Tom Vandevyver, who followed his father into the paper mill and put in 31 years before the recent closing, says the economic consequences are taking their toll on the community.
“Business at the supper club is down 20 percent to 30 percent,” he says. “Myself, I haven’t been out to eat in months. Right now, I’m looking at selling my new truck and my boat.”
Vandevyver, a 49-year-old with gray flecks in his black hair and beard, sees little cushion coming from the severance package offered by the company – 26 weeks of pay and six months of health and dental coverage – or in the Trade Adjustment Assistance (TAA) set up by lawmakers Kagen, Kohl and Feingold.

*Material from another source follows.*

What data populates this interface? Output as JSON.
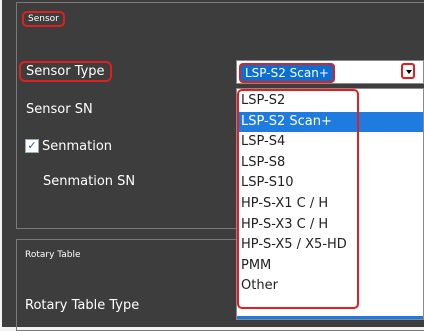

But the TAA promised benefits remain stuck in the pipeline due to cutbacks in the state’s staffing of programs for dislocated workers. “There is only one TAA administrator for us,” Nirschl explains. “The people – myself included – have put in calls to see what we are eligible for and to get answers, and you do not get any answer. [The TAA administrator] is so backed up that we still have not received all the paperwork and cannot get answers to what we qualify for or how we go about doing it.”
Meanwhile, Kimberly workers also note that the programs don’t address the shrinking supply of fair-wage jobs.
“Any wage you see offered out there is between $10 and $15 an hour,” says Vandevyver. (The average annual income of the workers at NewPage was about $56,000; the job required overtime and work was regularly scheduled for weekends and holidays in order to keep the presses running.) “I’ll probably wind up taking a second job, too.”
He sees continuing the fight against NewPage and Cerberus as his best shot at maintaining a life with some security.
“We’ve got to fight to keep manufacturing in this country,” Vandevyver says. “We’re going from a middle-class country to just the rich and the poor.”